Cancer drug kills latent HIV cells and delays virus re-emerging

Fresh hopes for a functional cure for AIDS have been raised by new research from Australia – showing that the blood cancer drug venetoclax kills HIV latently infected cells remaining in the body after antiretroviral therapies, and also delays HIV reactivation.

A treatment for blood cancer has been found to kill ‘silent’ HIV cells – raising fresh hopes of finally finding a cure for the disease.

Australian researchers discovered that venetoclax, a standard-of-care treatment for leukaemia for almost a decade, depletes HIV latently infected cells remaining in the body after Antiretroviral Therapies (ART).

They also demonstrated that venetoclax delays the reactivation of the HIV virus for up to two weeks after ART treatment is stopped. Furthermore, using venetoclax in combination with drug candidate S63845 delays this viral ‘rebound’ significantly.

ART is highly effective in suppressing the HIV virus but cannot cure it – and if people living with AIDS stop their treatment, latent HIV cells in the body help the virus to reactivate quickly. Finding a therapy that can kill off these ‘silent’ cells is therefore crucially important to the 39 million people living with HIV globally, including almost 30 million who are receiving ART.

“In attacking dormant HIV cells and delaying viral rebound, venetoclax has shown promise beyond that of currently approved treatments,” said the study’s co-first author, Dr Philip Arandjelovic.

“Every achievement in delaying this virus from returning brings us closer to preventing the disease from re-emerging in people living with HIV. Our findings are hopefully a step towards this goal.”

The research team – from The Walter and Eliza Hall Institute and The Peter Doherty Institute in Melbourne – injected humanised mice with HIV, and then used ART to suppress it. The mice were subsequently dosed with venetoclax for six weeks, which delayed the virus reactivating for up to two weeks after ART was stopped.
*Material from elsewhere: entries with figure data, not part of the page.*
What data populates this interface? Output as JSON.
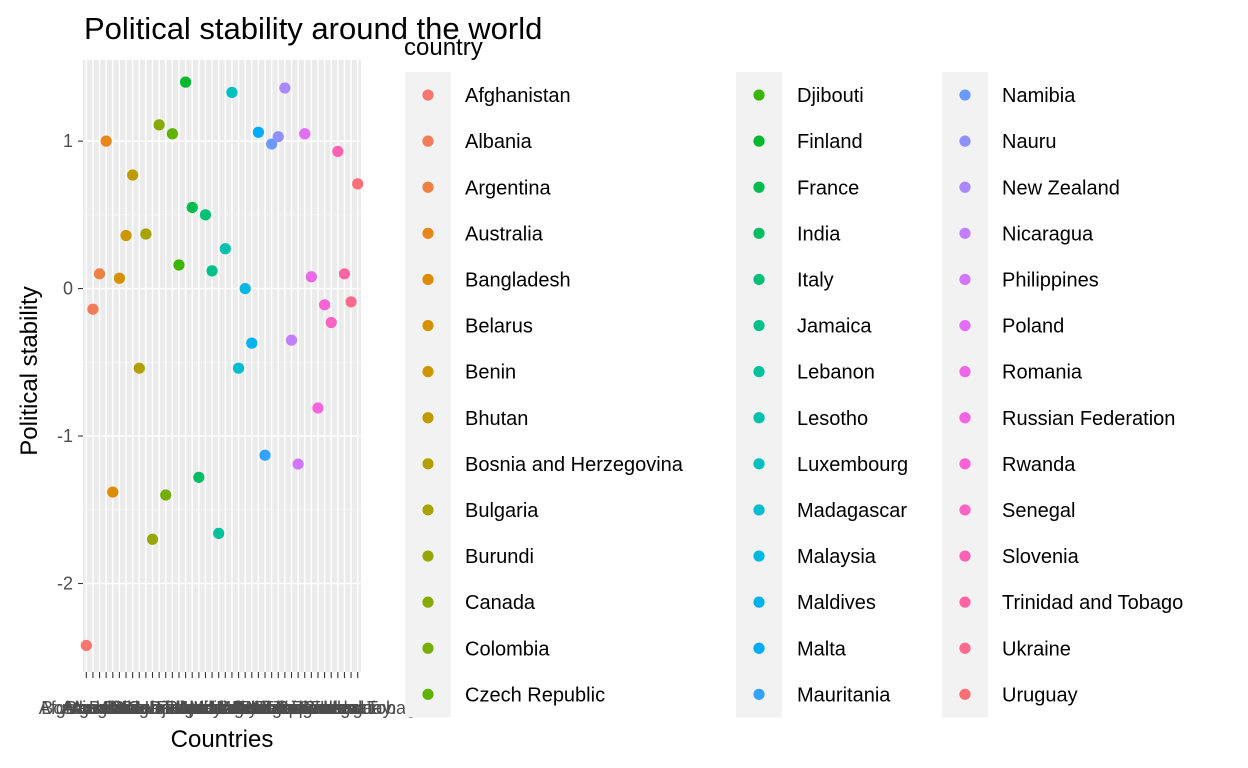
{
  "chart_data": {
    "type": "scatter",
    "title": "Political stability around the world",
    "xlabel": "Countries",
    "ylabel": "Political stability",
    "legend_title": "country",
    "legend_position": "right",
    "grid": true,
    "ylim": [
      -2.6,
      1.55
    ],
    "yticks": [
      -2,
      -1,
      0,
      1
    ],
    "ytick_labels": [
      "-2",
      "-1",
      "0",
      "1"
    ],
    "categories": [
      "Afghanistan",
      "Albania",
      "Argentina",
      "Australia",
      "Bangladesh",
      "Belarus",
      "Benin",
      "Bhutan",
      "Bosnia and Herzegovina",
      "Bulgaria",
      "Burundi",
      "Canada",
      "Colombia",
      "Czech Republic",
      "Djibouti",
      "Finland",
      "France",
      "India",
      "Italy",
      "Jamaica",
      "Lebanon",
      "Lesotho",
      "Luxembourg",
      "Madagascar",
      "Malaysia",
      "Maldives",
      "Malta",
      "Mauritania",
      "Namibia",
      "Nauru",
      "New Zealand",
      "Nicaragua",
      "Philippines",
      "Poland",
      "Romania",
      "Russian Federation",
      "Rwanda",
      "Senegal",
      "Slovenia",
      "Trinidad and Tobago",
      "Ukraine",
      "Uruguay"
    ],
    "values": [
      -2.42,
      -0.14,
      0.1,
      1.0,
      -1.38,
      0.07,
      0.36,
      0.77,
      -0.54,
      0.37,
      -1.7,
      1.11,
      -1.4,
      1.05,
      0.16,
      1.4,
      0.55,
      -1.28,
      0.5,
      0.12,
      -1.66,
      0.27,
      1.33,
      -0.54,
      0.0,
      -0.37,
      1.06,
      -1.13,
      0.98,
      1.03,
      1.36,
      -0.35,
      -1.19,
      1.05,
      0.08,
      -0.81,
      -0.11,
      -0.23,
      0.93,
      0.1,
      -0.09,
      0.71
    ],
    "colors": [
      "#F8766D",
      "#F37B59",
      "#ED8141",
      "#E7861B",
      "#DF8B00",
      "#D59100",
      "#CB9600",
      "#C09B00",
      "#B49F00",
      "#A7A300",
      "#98A600",
      "#88AA00",
      "#75AE00",
      "#5EB300",
      "#39B600",
      "#00B82B",
      "#00BB4E",
      "#00BD64",
      "#00BF77",
      "#00C08A",
      "#00C19C",
      "#00C0AE",
      "#00BFBF",
      "#00BCD0",
      "#00B8E0",
      "#00B2EE",
      "#00ABFB",
      "#33A2FF",
      "#6B9AFF",
      "#8F91FF",
      "#AC88FF",
      "#C17FFF",
      "#D376FF",
      "#E26EF6",
      "#EE67EA",
      "#F564E3",
      "#FA63D5",
      "#FD62C5",
      "#FF62B4",
      "#FF65A2",
      "#FF6A8F",
      "#FA7076"
    ],
    "x_tick_labels_overlapping": "Bangladesh"
  }
}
Co-first author, Dr Youry Kim, said venetoclax potently reduced the amount of intact viral DNA in patient cells when studied in the laboratory – indicating that “venetoclax is selectively killing the infected cells, which rely on key proteins to survive.

“Venetoclax has the ability to antagonize one of the key survival proteins," she added.

Meanwhile, using venetoclax and S63845 together not only decreased HIV viral loads in the mice, but also “delayed time to viral rebound by up to 4-fold after ART cessation”, despite this combined therapy lasting for just three weeks. Both venetoclax and S63845 act on the same pro-survival pathway in cells.

The group also achieved exciting results in separate experiments on cells donated by people living with AIDS - which showed “a significant dose-dependent reduction in total integrated HIV-1 DNA” following venetoclax treatment, especially amongst a sub-group of naive and effector memory CD4+ T cells.

The group stressed that their study had a number of limitations, including the use of mice - which were only able to withstand six weeks of being given venetoclax, limiting the duration of the study – and continued uncertainty about which specific reservoir of HIV-1 DNA was being depleted by the treatment.

“The optimal strategy for eliminating the HIV-1 reservoir remains unclear and may well require a combinatorial regimen,” they wrote in the journal Cell Reports Medicine.

“(However) importantly, our results demonstrate... a potentially feasible and effective clinical approach toward achieving a cure for HIV-1.”

The results of the study are now being translated into a Phase I/IIb clinical trial in Denmark and Australia, aimed at assessing the safety and tolerability of venetoclax in people living with HIV and receiving ART. But given that venetoclax already has a well-documented pharmacological and toxicological profile, and “few major side effects relative to other chemotherapeutics”, the group believes it is “a prime candidate for further clinical investigation in the setting of HIV-1 cure research.”

“It's exciting to see venetoclax, which has already helped thousands of blood cancer patients, now being repurposed,” said Professor Sharon Lewin, a joint corresponding author of the report. “(It could) help change the lives of people living with HIV and put an end to the requirement for life-long medication.”